La semaine a commencé lundi ce qui, il faut le dire, est une date originale pour un premier jour de semaine. Lundi, Mikael revenait de Naples avec sa moitié ; d’ailleurs à ce sujet, s’il ne s’agissait vraiment que de sa moitié, elle devrait s’appeler Mik ou Ael, n’avoir que deux bras ou deux jambes, ou un bras et une jambe, ou un bras (l’autre) et une jambe (l’autre), ce qui, notons-le, ne serait pas évident, mais passons ces digressions car la moitié de Mikael – qui ne l’est donc pas, et ne cherchons pas à comprendre outre mesure cette platonicienne évocation de moitiés d’hommes qui se rassemblent – a bel et bien deux bras et deux jambes, et ne s’appelle pas Mik, ni Ael, ni Paola ou Geneviève, mais Patrick. Patrick est, tout comme Mikael, un Suisse tout ce qu’il y a de plus helvétique, mais vient de Zürich où on parle Allemand, où plutôt Suisse-allemand : la langue Suisse-Allemande est à l’Allemande ce que le Schtroumpf est au Français.

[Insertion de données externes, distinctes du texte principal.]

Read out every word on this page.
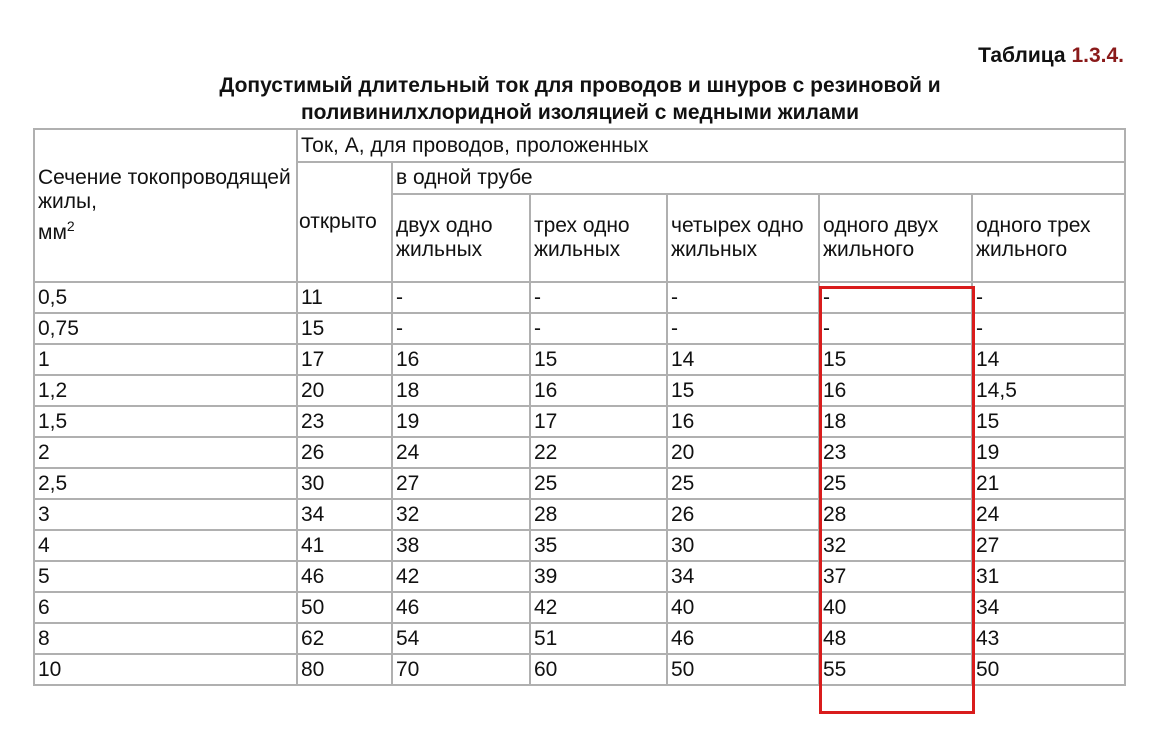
Таблица 1.3.4.
Допустимый длительный ток для проводов и шнуров с резиновой и
поливинилхлоридной изоляцией с медными жилами
Сечение токопроводящей жилы,
$мм^2$	Ток, А, для проводов, проложенных					
	открыто	в одной трубе				
		двух одно жильных	трех одно жильных	четырех одно жильных	одного двух жильного	одного трех жильного
0,5	11	-	-	-	-	-
0,75	15	-	-	-	-	-
1	17	16	15	14	15	14
1,2	20	18	16	15	16	14,5
1,5	23	19	17	16	18	15
2	26	24	22	20	23	19
2,5	30	27	25	25	25	21
3	34	32	28	26	28	24
4	41	38	35	30	32	27
5	46	42	39	34	37	31
6	50	46	42	40	40	34
8	62	54	51	46	48	43
10	80	70	60	50	55	50
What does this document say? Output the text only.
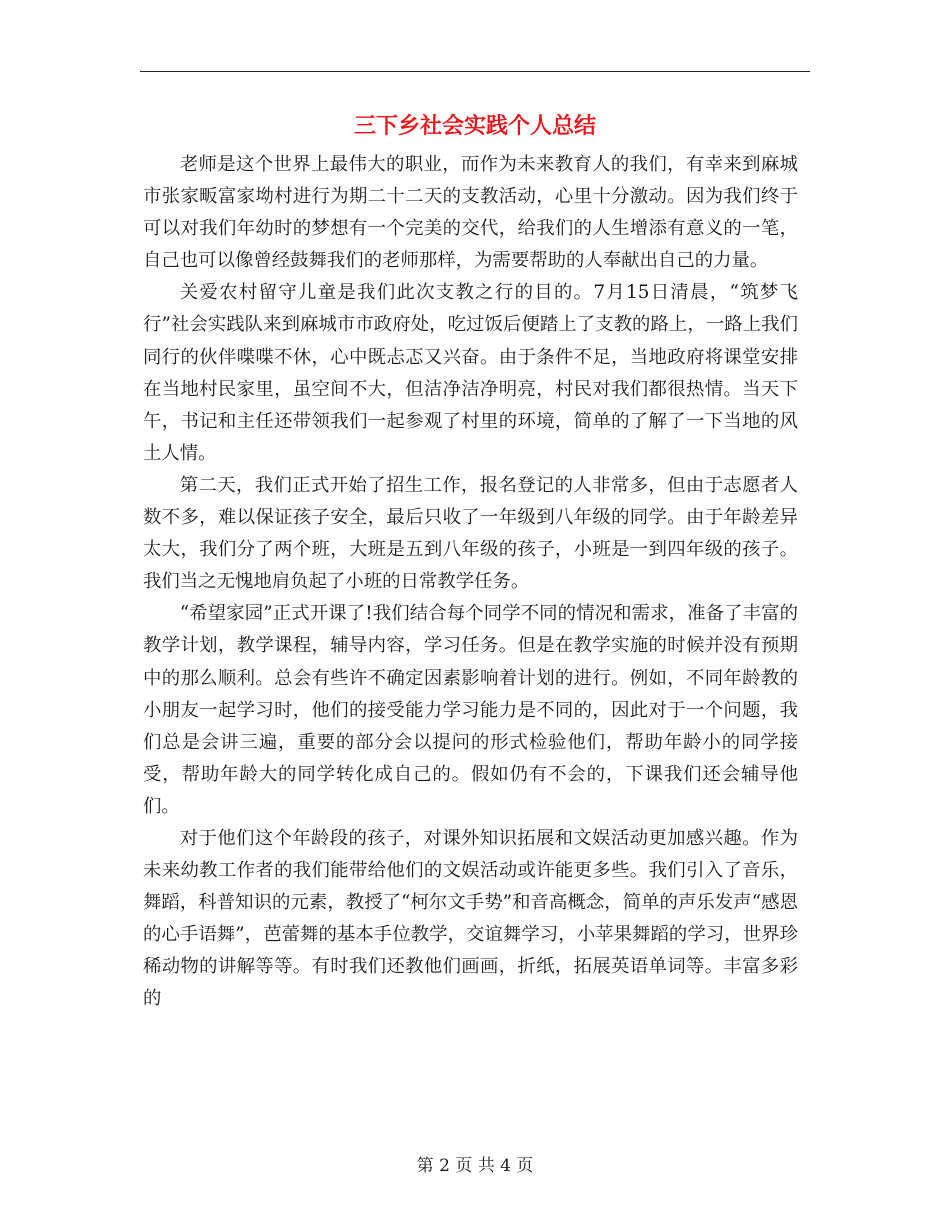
三下乡社会实践个人总结

老师是这个世界上最伟大的职业，而作为未来教育人的我们，有幸来到麻城市张家畈富家坳村进行为期二十二天的支教活动，心里十分激动。因为我们终于可以对我们年幼时的梦想有一个完美的交代，给我们的人生增添有意义的一笔，自己也可以像曾经鼓舞我们的老师那样，为需要帮助的人奉献出自己的力量。

关爱农村留守儿童是我们此次支教之行的目的。7月15日清晨，“筑梦飞行”社会实践队来到麻城市市政府处，吃过饭后便踏上了支教的路上，一路上我们同行的伙伴喋喋不休，心中既忐忑又兴奋。由于条件不足，当地政府将课堂安排在当地村民家里，虽空间不大，但洁净洁净明亮，村民对我们都很热情。当天下午，书记和主任还带领我们一起参观了村里的环境，简单的了解了一下当地的风土人情。

第二天，我们正式开始了招生工作，报名登记的人非常多，但由于志愿者人数不多，难以保证孩子安全，最后只收了一年级到八年级的同学。由于年龄差异太大，我们分了两个班，大班是五到八年级的孩子，小班是一到四年级的孩子。我们当之无愧地肩负起了小班的日常教学任务。

“希望家园”正式开课了!我们结合每个同学不同的情况和需求，准备了丰富的教学计划，教学课程，辅导内容，学习任务。但是在教学实施的时候并没有预期中的那么顺利。总会有些许不确定因素影响着计划的进行。例如，不同年龄教的小朋友一起学习时，他们的接受能力学习能力是不同的，因此对于一个问题，我们总是会讲三遍，重要的部分会以提问的形式检验他们，帮助年龄小的同学接受，帮助年龄大的同学转化成自己的。假如仍有不会的，下课我们还会辅导他们。

对于他们这个年龄段的孩子，对课外知识拓展和文娱活动更加感兴趣。作为未来幼教工作者的我们能带给他们的文娱活动或许能更多些。我们引入了音乐，舞蹈，科普知识的元素，教授了“柯尔文手势”和音高概念，简单的声乐发声“感恩的心手语舞”，芭蕾舞的基本手位教学，交谊舞学习，小苹果舞蹈的学习，世界珍稀动物的讲解等等。有时我们还教他们画画，折纸，拓展英语单词等。丰富多彩的

第 2 页 共 4 页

J’avais fui la résidence en prévision du spectacle qui allait s’y dérouler, car Mikael avait prévu de venir avec sa moitié pour la cena, le repas du soir, et je craignais qu’il ne se transforme pour l’occasion en montreur d’ours. Je suis comme ça, moi, j’ai de la peine pour les gens qui se ridiculisent, ou qui vont être ridiculisés par d’autres – un peu comme les karaokés. Par compassion, je préférais donc ne pas rencontrer Patrick plutôt que de me joindre à un petit cercle d’Italiens qui l’auraient examiné sous toutes les coutures sans évidemment tarir d’éloges à son sujet (parce que bon, dans mon idée, Mikael serait resté à côté, en haut de forme et habit rouge, pour expliquer les particularités de son animal de foire). Mais le montreur d’ours m’avait précédé et finalement, m’a appelé pour me donner rendez-vous dans un restaurant de notre connaissance, ainsi qu’à Nino, car Mikael aime provoquer certaines confrontations, juste pour le plaisir de compter les points et bien sûr (ce dont il se défend en rougissant), sans intervenir, car il reste neutralement Suisse avant tout. Bref. Bonne soirée tout de même, multilingue quoique majoritairement dominée par l’Anglais, puisque nous le parlons tous les quatre alors que Nino ne parle pas Allemand, Patrick pas Italien et très peu Français, et que moi-même j’ai beaucoup de mal avec le Suisse-Schtroumpf, je veux dire, le Suisse-Allemand ; ainsi quand Mikael téléphone à Patrick il me donne généralement l’impression de parler le "Robin des Bois", à base de « fridebirdehue » et autres « frichtrbrökt prochtig ?... »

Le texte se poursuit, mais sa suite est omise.